Prior to the Industrial Revolution, home food preservation was accomplished without the aid of canning, refrigeration or freezing with lacto-fermentation the common technique employed to store raw foods for consumption during times of scarcity or the winter months.
Even milk was not typically consumed in a fresh state and was usually eaten as yogurt and cheese or clabbered and then separated into curds and whey.
The process of lacto-fermentation involves harnessing beneficial lactic acid-producing bacteria naturally present everywhere in our environment (yes, it’s crawling all over your skin right now!) to initiate the digestion or breaking down of milk sugar, known as lactose, and milk proteins like casein.
When enough lactic acid is produced by these friendly bacteria and fermentation is complete, milk is protected from spoilage for several days, weeks or even years as is the case with aged cheeses.
Meat can be preserved by lacto-fermentation as well. Hard, aged sausages, such as traditionally prepared salami, are lacto-fermented foods.
The process of lacto-fermentation works in a similar manner with plant foods, transforming cabbage into sauerkraut and cucumbers into pickles. While not traditionally lacto-fermented, fruit can also be transformed into chutneys and marmalades using the same process.
Lactic acid produced by beneficial bacterium ubiquitous in our environment and present on the surface of all plants and animals works to preserve food by inhibiting putrefying bacteria. Traditional cuisines from around the world prized lacto-fermented foods and beverages for their medicinal properties as well as delicious taste. Most traditional cuisines included at least one fermented food or beverage with every meal, which worked to improve digestion and nutrient absorption.

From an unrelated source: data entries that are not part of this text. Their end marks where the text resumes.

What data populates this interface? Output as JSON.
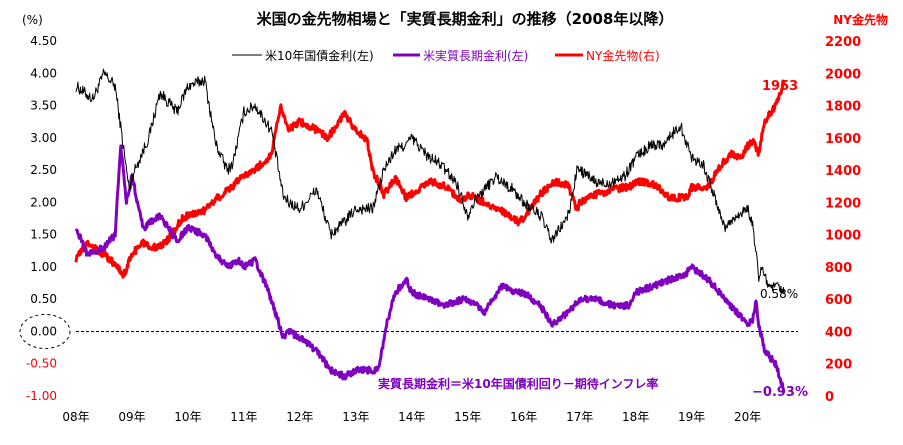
{
  "chart_data": {
    "type": "line",
    "title": "米国の金先物相場と「実質長期金利」の推移（2008年以降）",
    "left_axis_unit": "(%)",
    "right_axis_title": "NY金先物",
    "ylim_left": [
      -1.0,
      4.5
    ],
    "ylim_right": [
      0,
      2200
    ],
    "left_ticks": [
      "4.50",
      "4.00",
      "3.50",
      "3.00",
      "2.50",
      "2.00",
      "1.50",
      "1.00",
      "0.50",
      "0.00",
      "-0.50",
      "-1.00"
    ],
    "right_ticks": [
      "2200",
      "2000",
      "1800",
      "1600",
      "1400",
      "1200",
      "1000",
      "800",
      "600",
      "400",
      "200",
      "0"
    ],
    "x_labels": [
      "08年",
      "09年",
      "10年",
      "11年",
      "12年",
      "13年",
      "14年",
      "15年",
      "16年",
      "17年",
      "18年",
      "19年",
      "20年"
    ],
    "xlim": [
      2008.0,
      2020.9
    ],
    "legend": [
      {
        "label": "米10年国債金利(左)",
        "color": "#000000"
      },
      {
        "label": "米実質長期金利(左)",
        "color": "#8000c0"
      },
      {
        "label": "NY金先物(右)",
        "color": "#ff0000"
      }
    ],
    "annotations": {
      "gold_last": "1953",
      "nominal_last": "0.58%",
      "real_last": "−0.93%",
      "formula": "実質長期金利＝米10年国債利回り－期待インフレ率"
    },
    "series": [
      {
        "name": "米10年国債金利",
        "axis": "left",
        "color": "#000000",
        "width": 1,
        "x": [
          2008.0,
          2008.3,
          2008.5,
          2008.7,
          2008.95,
          2009.0,
          2009.3,
          2009.5,
          2009.8,
          2010.0,
          2010.3,
          2010.5,
          2010.7,
          2010.8,
          2011.0,
          2011.2,
          2011.5,
          2011.7,
          2011.8,
          2012.0,
          2012.3,
          2012.55,
          2012.8,
          2013.0,
          2013.3,
          2013.5,
          2013.7,
          2013.9,
          2014.0,
          2014.3,
          2014.5,
          2014.8,
          2015.0,
          2015.1,
          2015.3,
          2015.5,
          2015.8,
          2016.0,
          2016.3,
          2016.5,
          2016.8,
          2016.95,
          2017.0,
          2017.3,
          2017.5,
          2017.8,
          2018.0,
          2018.3,
          2018.5,
          2018.8,
          2019.0,
          2019.2,
          2019.4,
          2019.6,
          2019.8,
          2020.0,
          2020.1,
          2020.2,
          2020.25,
          2020.4,
          2020.55,
          2020.65
        ],
        "y": [
          3.8,
          3.6,
          4.0,
          3.8,
          2.2,
          2.4,
          3.0,
          3.7,
          3.4,
          3.8,
          3.9,
          2.9,
          2.5,
          2.6,
          3.4,
          3.5,
          3.1,
          2.1,
          2.0,
          1.9,
          2.2,
          1.5,
          1.7,
          1.9,
          1.9,
          2.5,
          2.8,
          2.9,
          3.0,
          2.7,
          2.6,
          2.3,
          1.8,
          2.0,
          2.2,
          2.4,
          2.2,
          2.0,
          1.8,
          1.4,
          1.8,
          2.5,
          2.5,
          2.3,
          2.3,
          2.4,
          2.7,
          2.9,
          2.9,
          3.2,
          2.7,
          2.6,
          2.1,
          1.6,
          1.8,
          1.9,
          1.6,
          0.8,
          1.0,
          0.65,
          0.7,
          0.58
        ]
      },
      {
        "name": "米実質長期金利",
        "axis": "left",
        "color": "#8000c0",
        "width": 3,
        "x": [
          2008.0,
          2008.2,
          2008.5,
          2008.7,
          2008.8,
          2008.9,
          2009.0,
          2009.2,
          2009.5,
          2009.8,
          2010.0,
          2010.3,
          2010.5,
          2010.7,
          2010.9,
          2011.0,
          2011.2,
          2011.4,
          2011.6,
          2011.7,
          2011.8,
          2012.0,
          2012.3,
          2012.55,
          2012.8,
          2013.0,
          2013.2,
          2013.4,
          2013.55,
          2013.7,
          2013.9,
          2014.0,
          2014.3,
          2014.6,
          2014.9,
          2015.0,
          2015.3,
          2015.6,
          2015.9,
          2016.0,
          2016.3,
          2016.5,
          2016.8,
          2017.0,
          2017.3,
          2017.6,
          2017.9,
          2018.0,
          2018.3,
          2018.6,
          2018.9,
          2019.0,
          2019.3,
          2019.5,
          2019.7,
          2019.9,
          2020.0,
          2020.1,
          2020.15,
          2020.2,
          2020.3,
          2020.5,
          2020.65
        ],
        "y": [
          1.6,
          1.2,
          1.3,
          1.5,
          2.9,
          2.0,
          2.4,
          1.6,
          1.8,
          1.4,
          1.6,
          1.5,
          1.2,
          1.0,
          1.1,
          1.0,
          1.1,
          0.7,
          0.2,
          -0.1,
          0.0,
          -0.1,
          -0.3,
          -0.6,
          -0.7,
          -0.6,
          -0.6,
          -0.6,
          0.1,
          0.6,
          0.8,
          0.6,
          0.5,
          0.4,
          0.5,
          0.5,
          0.3,
          0.7,
          0.6,
          0.6,
          0.4,
          0.1,
          0.3,
          0.5,
          0.5,
          0.4,
          0.4,
          0.6,
          0.7,
          0.8,
          0.9,
          1.0,
          0.8,
          0.6,
          0.4,
          0.2,
          0.1,
          0.2,
          0.5,
          0.1,
          -0.3,
          -0.5,
          -0.93
        ]
      },
      {
        "name": "NY金先物",
        "axis": "right",
        "color": "#ff0000",
        "width": 3,
        "x": [
          2008.0,
          2008.2,
          2008.4,
          2008.6,
          2008.85,
          2009.0,
          2009.2,
          2009.4,
          2009.6,
          2009.9,
          2010.0,
          2010.3,
          2010.5,
          2010.8,
          2011.0,
          2011.2,
          2011.5,
          2011.65,
          2011.8,
          2012.0,
          2012.3,
          2012.5,
          2012.8,
          2013.0,
          2013.2,
          2013.3,
          2013.5,
          2013.7,
          2013.9,
          2014.0,
          2014.3,
          2014.6,
          2014.9,
          2015.0,
          2015.3,
          2015.6,
          2015.9,
          2016.0,
          2016.3,
          2016.55,
          2016.8,
          2016.95,
          2017.0,
          2017.3,
          2017.6,
          2017.9,
          2018.0,
          2018.3,
          2018.6,
          2018.9,
          2019.0,
          2019.3,
          2019.5,
          2019.7,
          2019.9,
          2020.0,
          2020.1,
          2020.2,
          2020.3,
          2020.4,
          2020.5,
          2020.6,
          2020.65
        ],
        "y": [
          850,
          950,
          900,
          850,
          750,
          880,
          950,
          920,
          950,
          1100,
          1120,
          1150,
          1220,
          1300,
          1370,
          1400,
          1500,
          1800,
          1650,
          1700,
          1650,
          1600,
          1750,
          1650,
          1580,
          1400,
          1250,
          1350,
          1230,
          1250,
          1330,
          1300,
          1200,
          1250,
          1200,
          1150,
          1080,
          1100,
          1250,
          1330,
          1300,
          1150,
          1200,
          1250,
          1280,
          1300,
          1330,
          1320,
          1230,
          1230,
          1290,
          1300,
          1420,
          1500,
          1480,
          1550,
          1580,
          1500,
          1700,
          1750,
          1800,
          1900,
          1953
        ]
      }
    ]
  }
}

This incredibly health promoting traditional food preparation technique has been all but lost today with an epidemic of digestive disorders the inevitable result.
Regular consumption of traditionally fermented foods and drinks promotes the growth of healthy flora and overall balance in the intestines. A 1999 study published in the Lancet found that consumption of lacto-fermented vegetables in children was associated with low rates of asthma, skin problems and auto-immune disorders in general.
Lacto-fermented foods are rich in enzymes as well as beneficial bacteria and are ideally served as condiments with a meal that also includes cooked foods. The enzymes in lacto-fermented or “super raw” foods more than compensate for the enzymes lost in foods that are cooked.
The easiest lacto-fermented raw food to get started with is salsa as it is very easy and well accepted by family members even when fermented. You can make it as mild or spicy as you like simply with the omission or addition of various types of peppers to suit your taste.
Try this variation if you are ready to turn back the clock in your kitchen! For many more recipes and videos on how to prepare lacto-fermented foods and drinks, click here.
Super Raw Foods: Salsa
4 medium organic, preferably heirloom, tomatoes, peeled seeded and diced (dip tomatoes in pan of boiling filtered water for 5 seconds each – skin peels right off)
2 small organic onions, finely chopped
¾ cup chopped chile peppers, hot or mild
6-8 cloves organic garlic, peeled and finely chopped (optional)
1 bunch organic cilantro, chopped
1 tsp dried organic oregano (sources)
Juice from 1-2 lemons or 3 Tbl additive free organic lemon juice (sources)
1 Tbl sea salt (sources)
4 Tbl (liquid) whey
¼ cup filtered water
To make, simply mix all raw food ingredients together in a bowl and then place in a quart or half gallon sized wide mouth mason jar. Press down gently with an appropriate instrument so liquid covers the vegetables.
Leave at least 1 inch at the top. Cover tightly and leave at room temperature for 2 days and then refrigerate. Salsa will last a month or two when made in this traditional manner.